August is usually a month of abundant sunshine that provides ample opportunity to form vitamin D from sunlight exposure. Recently, patients have begun to request testing for vitamin D levels based on perceived risks for deficiency. Is vitamin D deficiency the new en vogue disorder? What does the evidence say?
Vitamin D obtained from sun exposure, food, and supplements only partially supplies the required amounts and must be converted in the body before being useful. Vitamin D is essential for proper bone health, calcium absorption, cell growth, neuromuscular and immune function, and to reduce inflammation. In children, vitamin D deficiency can lead to rickets and skeletal deformities. Adults can develop muscle weakness, osteomalacia, osteopenia, and osteoporosis. The Endocrine Society recently released a new clinical practice guideline (CPG) on the evaluation, treatment, and prevention of vitamin D deficiency.1 Recommendations include screening at-risk individuals for deficiency, measuring these patients' vitamin D levels with a reliable assay, and treating deficient patients with either vitamin D2 or D3.
Who is at risk?
The National Health Institutes Office of Dietary Supplements2 has identified the following as at-risk individuals: breast-fed infants who do not consume vitamin D fortified milk, older adults whose skin cannot synthesize vitamin D efficiently, people with limited sun exposure, people with dark skin, people with fat malabsorption (some dietary fat in the stomach is necessary for vitamin D synthesis), and people who are obese or have had gastric bypass surgery because fat sequesters vitamin D and absorption is compromised when part of the upper small intestine is removed. The effects of UV radiation exposure and vitamin D synthesis can vary depending on the season (fewer daylight hours in winter), time of day (UV rays greatest between 10 a.m. and 3 p.m.), length of day (hours of daylight versus darkness), cloud cover and smog (filters UV rays), skin melanin content (increased melanin in darker skin reduces the skin's ability to produce vitamin D), and sunscreen. Products with an SPF of 8 or higher significantly block UV rays. Unfortunately, many people do not apply sunscreen to all exposed areas of the body, do not apply enough, and do not reapply it as directed.
Tests and treatments
The most reliable indicator of vitamin D status is serum 25-hydroxyvitamin D or 25(OH)D. Levels less than 30 nmol/L (12 ng/mL) result in deficiency states; levels from 30 to 50 nmol/L (12–20 ng/mL) signal insufficiency; levels at or over 50 nmol/L (20 ng/mL or greater ) signal adequate vitamin D for bone and overall health in healthy individuals; and levels above 125 nmol/L ( over 50 ng/mL) warn of potential adverse reactions.
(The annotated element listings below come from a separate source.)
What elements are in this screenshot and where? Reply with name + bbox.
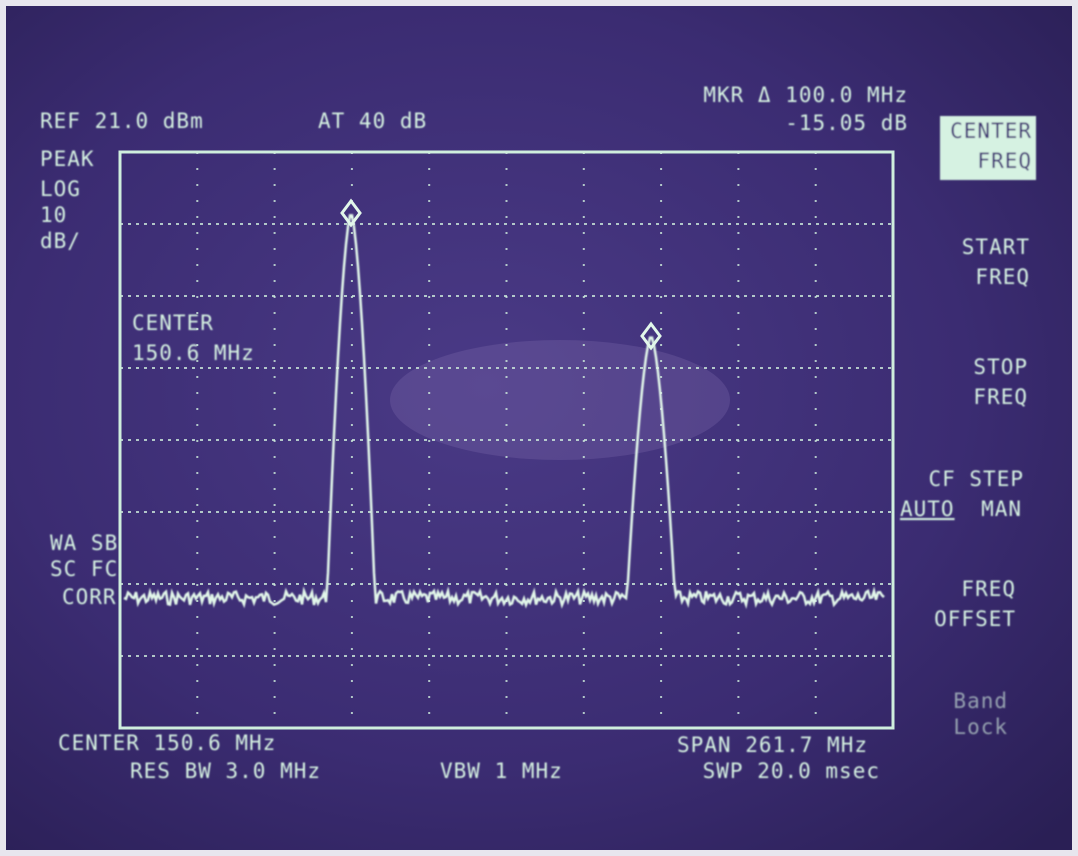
softkey[interactable]: OFFSET [934,607,1016,631]
softkey-option[interactable]: AUTO [900,497,955,521]
footer-span: SPAN 261.7 MHz [677,733,868,757]
marker-diamond [340,198,362,228]
softkey[interactable]: CENTER [950,119,1032,143]
softkey[interactable]: Lock [953,715,1008,739]
scale-value: 10 [40,203,67,227]
center-value: 150.6 MHz [132,341,255,365]
screen-text: REF 21.0 dBm AT 40 dB MKR Δ 100.0 MHz -1… [40,83,1036,783]
marker-diamond [640,321,662,351]
corr-label: SC FC [50,557,118,581]
softkey-highlight [940,116,1036,180]
scale-unit: dB/ [40,229,81,253]
scale-mode: LOG [40,177,81,201]
footer-rbw: RES BW 3.0 MHz [130,759,321,783]
trace [123,214,885,609]
footer-sweep: SWP 20.0 msec [703,759,880,783]
softkey[interactable]: START [962,235,1030,259]
graticule [118,150,895,730]
softkey[interactable]: FREQ [973,385,1028,409]
attenuation: AT 40 dB [318,109,427,133]
marker-freq: MKR Δ 100.0 MHz [703,83,908,107]
marker-delta: -15.05 dB [785,111,908,135]
ref-level: REF 21.0 dBm [40,109,204,133]
center-label: CENTER [132,311,214,335]
footer-vbw: VBW 1 MHz [440,759,563,783]
corr-label: CORR [62,585,117,609]
screen-glare [390,340,730,460]
softkey[interactable]: Band [953,689,1008,713]
softkey[interactable]: FREQ [975,265,1030,289]
softkey-option[interactable]: MAN [981,497,1022,521]
softkey[interactable]: FREQ [961,577,1016,601]
softkey[interactable]: STOP [973,355,1028,379]
corr-label: WA SB [50,531,118,555]
softkey[interactable]: CF STEP [928,467,1024,491]
softkey[interactable]: FREQ [977,149,1032,173]
footer-center: CENTER 150.6 MHz [58,731,276,755]
detector: PEAK [40,147,95,171]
To treat vitamin D deficiency, CPG recommends increasing dietary intake of foods high in vitamin D, such as fatty fish, fish liver oils, beef liver, cheese, egg yolks, and fortified foods such as milk, some juices, and ready-to-eat cereals. NPs should encourage safe sun exposure and prescribe dietary supplements when indicated. Recommended daily allowance of vitamin D is 400 international units/day for infants up to 12 months, 600 units/day for ages 1 to 70 years, and 800 units/day for persons over 70 years. Check potential interactions of vitamin D supplements with medications a person is already taking.
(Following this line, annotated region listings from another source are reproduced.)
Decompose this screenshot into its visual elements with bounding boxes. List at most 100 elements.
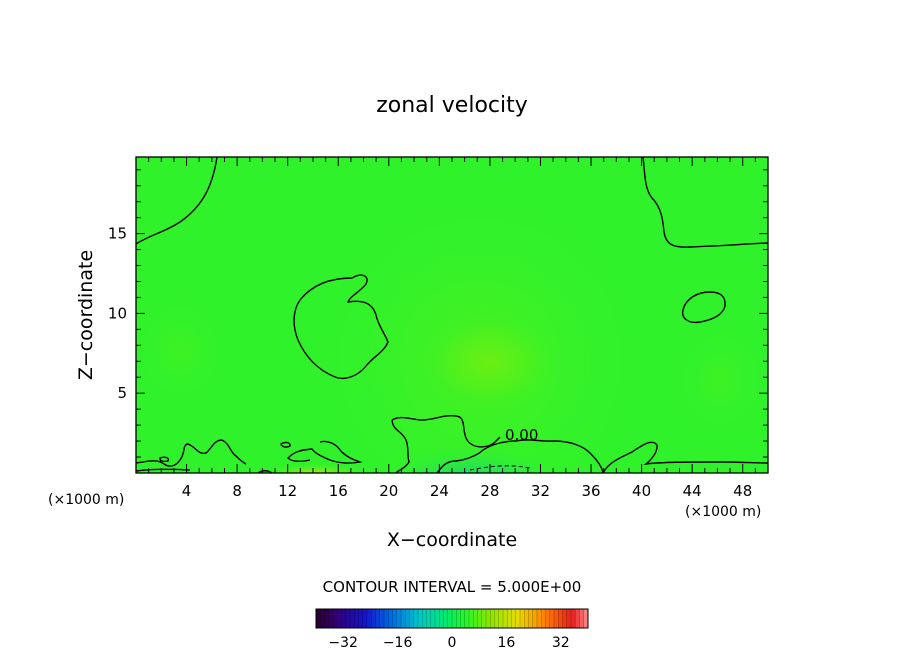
x-axis: 4 8 12 16 20 24 28 32 36 40 44 48: [148, 157, 756, 500]
y-tick-label: 5: [117, 384, 127, 402]
colorbar-tick-label: 0: [448, 635, 457, 651]
x-tick-label: 48: [733, 482, 752, 500]
colorbar-cell: [430, 609, 436, 628]
field-yellow-bottom: [265, 464, 365, 473]
contour-label: 0.00: [505, 426, 538, 444]
colorbar-cell: [341, 609, 347, 628]
colorbar-cell: [545, 609, 551, 628]
colorbar-cell: [401, 609, 406, 628]
colorbar-cell: [549, 609, 555, 628]
colorbar-cell: [435, 609, 440, 628]
colorbar-cell: [486, 609, 491, 628]
contour-bottom-edge: [136, 468, 273, 473]
x-tick-label: 44: [683, 482, 702, 500]
y-tick-label: 15: [108, 225, 127, 243]
colorbar-tick-label: −16: [383, 635, 413, 651]
contour-small-3: [159, 456, 170, 463]
colorbar-cell: [456, 609, 461, 628]
x-tick-label: 12: [278, 482, 297, 500]
colorbar-cell: [362, 609, 368, 628]
field-cool-bottom: [380, 422, 560, 473]
contour-small-1: [280, 441, 291, 448]
colorbar-cell: [469, 609, 474, 628]
colorbar-cell: [524, 609, 529, 628]
x-tick-label: 4: [182, 482, 192, 500]
field-warm-core: [420, 312, 560, 412]
colorbar: [315, 608, 589, 629]
y-axis: 5 10 15: [108, 169, 768, 458]
colorbar-cell: [558, 609, 563, 628]
colorbar-cell: [498, 609, 504, 628]
colorbar-cell: [392, 609, 398, 628]
contour-top-left: [136, 157, 218, 245]
contour-bottom-right: [602, 441, 768, 473]
colorbar-cell: [503, 609, 508, 628]
colorbar-cell: [337, 609, 342, 628]
colorbar-tick-label: 16: [497, 635, 515, 651]
colorbar-cell: [333, 609, 338, 628]
x-axis-label: X−coordinate: [387, 529, 517, 551]
field-warm-left: [136, 290, 230, 410]
colorbar-cell: [507, 609, 512, 628]
x-tick-label: 28: [480, 482, 499, 500]
y-axis-label: Z−coordinate: [75, 250, 97, 380]
plot-area: [136, 157, 768, 473]
colorbar-tick-label: 32: [552, 635, 570, 651]
colorbar-cell: [328, 609, 334, 628]
colorbar-cell: [511, 609, 517, 628]
colorbar-cell: [405, 609, 410, 628]
x-tick-label: 16: [329, 482, 348, 500]
colorbar-cell: [426, 609, 432, 628]
colorbar-ticks: −32 −16 0 16 32: [328, 635, 569, 651]
colorbar-cell: [515, 609, 521, 628]
colorbar-cell: [566, 609, 572, 628]
colorbar-cell: [418, 609, 423, 628]
colorbar-frame: [315, 608, 589, 629]
x-tick-label: 40: [632, 482, 651, 500]
contour-dashed-negative: [469, 465, 531, 471]
x-tick-label: 20: [379, 482, 398, 500]
colorbar-cell: [388, 609, 393, 628]
x-unit-left: (×1000 m): [48, 492, 124, 508]
colorbar-cell: [354, 609, 359, 628]
colorbar-cell: [447, 609, 453, 628]
colorbar-cell: [571, 609, 576, 628]
colorbar-cell: [532, 609, 538, 628]
colorbar-cell: [316, 609, 321, 628]
colorbar-cell: [477, 609, 483, 628]
contour-interval-text: CONTOUR INTERVAL = 5.000E+00: [323, 578, 582, 596]
contour-small-2: [287, 440, 363, 464]
colorbar-cell: [350, 609, 355, 628]
colorbar-cell: [481, 609, 487, 628]
x-tick-label: 36: [581, 482, 600, 500]
colorbar-cell: [579, 609, 585, 628]
colorbar-cell: [379, 609, 385, 628]
colorbar-tick-label: −32: [328, 635, 358, 651]
colorbar-cell: [384, 609, 389, 628]
contour-closed-right: [681, 291, 726, 324]
colorbar-cell: [413, 609, 419, 628]
colorbar-cell: [528, 609, 534, 628]
colorbar-cell: [367, 609, 372, 628]
colorbar-cell: [583, 609, 589, 628]
colorbar-cell: [439, 609, 444, 628]
colorbar-cell: [324, 609, 330, 628]
colorbar-cell: [473, 609, 478, 628]
contour-closed-left: [293, 274, 389, 380]
colorbar-cell: [409, 609, 415, 628]
colorbar-cell: [520, 609, 525, 628]
x-unit-right: (×1000 m): [685, 504, 761, 520]
colorbar-cell: [358, 609, 364, 628]
colorbar-cell: [345, 609, 351, 628]
colorbar-cell: [443, 609, 449, 628]
colorbar-cell: [452, 609, 457, 628]
field-warm-right: [670, 320, 768, 440]
colorbar-cell: [490, 609, 495, 628]
colorbar-cell: [464, 609, 470, 628]
colorbar-cell: [460, 609, 466, 628]
colorbar-cell: [396, 609, 402, 628]
colorbar-cell: [575, 609, 580, 628]
x-tick-label: 8: [232, 482, 242, 500]
colorbar-cell: [375, 609, 381, 628]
The CPG does not recommend screening persons who are not at risk for deficiency or prescribing vitamin D as a cardio-protective agent. The Endocrine Society develops CPGs based on the scientific review of literature to determine the state of the science. To provide patients with high-quality care, we should look for the best available evidence to guide assessment/evaluation, diagnosis, and treatment. We do not have to test just because a patient requests it. Effectively communicating with patients is part of good clinical decision making.